The androgen/androgen receptor axis in prostate cancer

Abstract

Purpose of review: The review highlights recently discovered mechanisms that sustain castration-resistant prostate cancer (CRPC) growth and describes advances in CRPC therapeutics.

Recent findings: Recent reports have shed new light on the molecular processes underlying CRPC survival during androgen deprivation therapy (ADT). This study summarizes recent findings and comments on their clinical relevance. Included in this review is a discussion on molecular mechanisms that regulate androgen receptor (AR) signaling in normal prostate epithelium and CRPC, biologically significant differences in the androgen-regulated transcriptional programs of androgen-dependent prostate cancer and CRPC, and recent discoveries involving de-novo androgen production and transport. We review the status and results of current clinical trials and finally, discuss the implications of evidence suggesting a declining importance of AR signaling in prostate cancers with PTEN loss.

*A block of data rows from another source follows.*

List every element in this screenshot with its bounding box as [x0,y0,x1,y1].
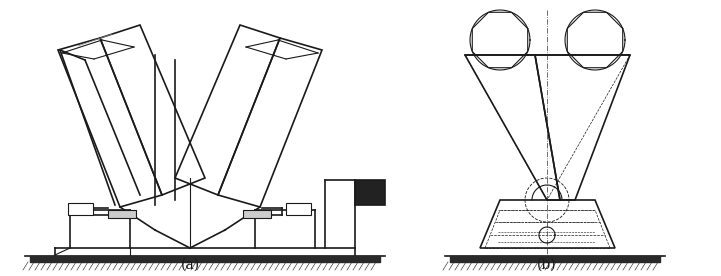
Text: (a): (a) [180,258,200,272]
Bar [108,210,136,218]
Bar [243,210,271,218]
Text: (b): (b) [537,258,557,272]
Bar [286,203,311,215]
Bar [355,180,385,205]
Bar [68,203,93,215]
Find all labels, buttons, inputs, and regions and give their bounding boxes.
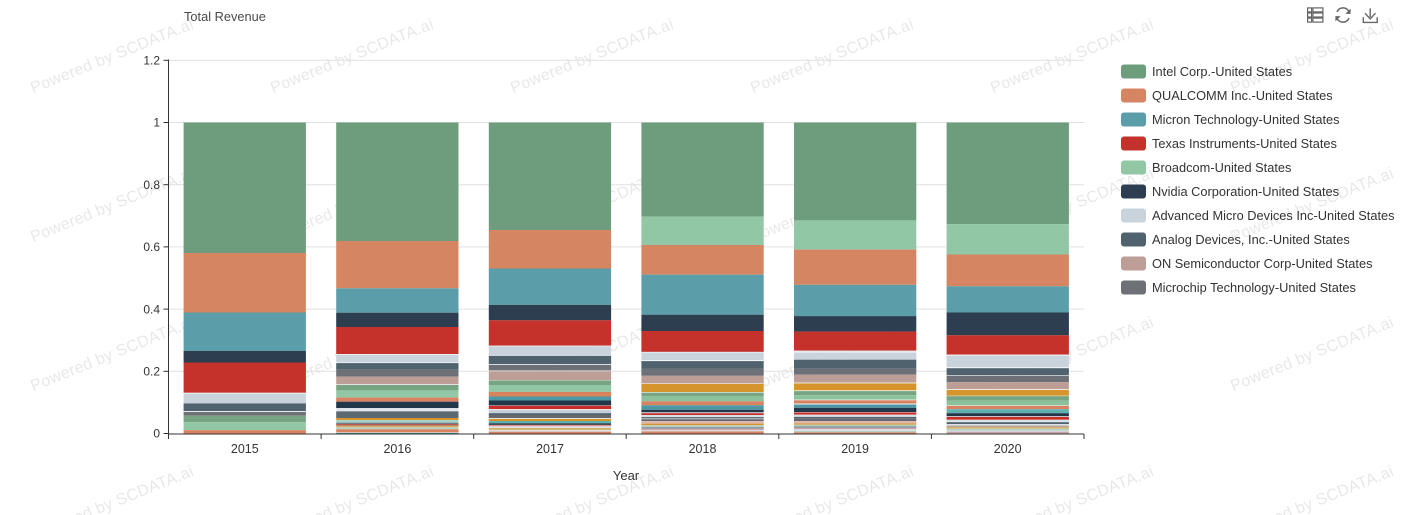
svg-text:Advanced Micro Devices Inc-Uni: Advanced Micro Devices Inc-United States	[1152, 208, 1395, 223]
svg-text:2020: 2020	[994, 442, 1022, 456]
svg-text:Texas Instruments-United State: Texas Instruments-United States	[1152, 136, 1337, 151]
svg-text:1.2: 1.2	[143, 54, 160, 68]
svg-text:2019: 2019	[841, 442, 869, 456]
svg-text:0.8: 0.8	[143, 178, 160, 192]
svg-text:0.4: 0.4	[143, 302, 160, 316]
svg-text:0.6: 0.6	[143, 240, 160, 254]
svg-text:Microchip Technology-United St: Microchip Technology-United States	[1152, 280, 1356, 295]
svg-text:2018: 2018	[689, 442, 717, 456]
svg-text:0: 0	[153, 427, 160, 441]
svg-text:ON Semiconductor Corp-United S: ON Semiconductor Corp-United States	[1152, 256, 1372, 271]
svg-text:Analog Devices, Inc.-United St: Analog Devices, Inc.-United States	[1152, 232, 1350, 247]
svg-text:Year: Year	[613, 468, 640, 483]
svg-text:Micron Technology-United State: Micron Technology-United States	[1152, 112, 1340, 127]
svg-text:Nvidia Corporation-United Stat: Nvidia Corporation-United States	[1152, 184, 1339, 199]
svg-text:Broadcom-United States: Broadcom-United States	[1152, 160, 1291, 175]
svg-text:2015: 2015	[231, 442, 259, 456]
svg-text:QUALCOMM Inc.-United States: QUALCOMM Inc.-United States	[1152, 88, 1333, 103]
svg-text:2016: 2016	[383, 442, 411, 456]
svg-text:0.2: 0.2	[143, 365, 160, 379]
svg-text:2017: 2017	[536, 442, 564, 456]
svg-text:1: 1	[153, 116, 160, 130]
svg-text:Intel Corp.-United States: Intel Corp.-United States	[1152, 64, 1292, 79]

Summary: Advances in the understanding of AR signaling in CRPC have identified novel drug targets and improved the rational design of targeted therapy, while illuminating a subset of prostate cancers that may progress to become completely independent of the AR signaling program.

Figure 1

Mechanisms of AR pathway activation in CRPC. 1) AR gene amplification. 2) Rb increases E2F1 activity and AR transcription. 3) Low AR activity leads to increased AR expression via an enhancer element. Increased AR transcriptional activity recruits LSD1 to exert negative feedback on this pathway. 4) mRNA splicing generates LBD-deficient AR variants. 5) Extra-testicular ligand production maintains AR transcriptional activity. 6) ARVs induce ligand-independent expression of ARGs. ARG* represents the differential transcription program activated by some ARVs. 7) AR cofactors, such as NCOA2, amplify the magnitude of AR signaling.

Figure 2

Feedback pathways of AR, PTEN, and PI3K. AR transcriptional activity represses PI3K signaling through the expression of FKBP5. FKBP5 facilitates the dephosphorylation of AKT by PHLPP. PTEN loss, common in prostate cancer, increases PI3K pathway activity and may also repress AR. Two prominent hypotheses explaining the mechanism of PI3K activity and AR repression are presented. 1) Carver et al hypothesize that HER kinases induce expression of AR, and increased PI3K signaling inhibits HER kinases in an mTOR-dependent fashion. This decreases AR expression [28**]. 2) Mullholland et al propose a mechanism by which PTEN negatively regulates the expression and activity of a number of proteins that modulate AR activity (EZH2, JUN, EGR1). PTEN loss deregulates these proteins, repressing AR expression [27**]. Dashed lines indicate pathways where activity is downregulated by PTEN loss.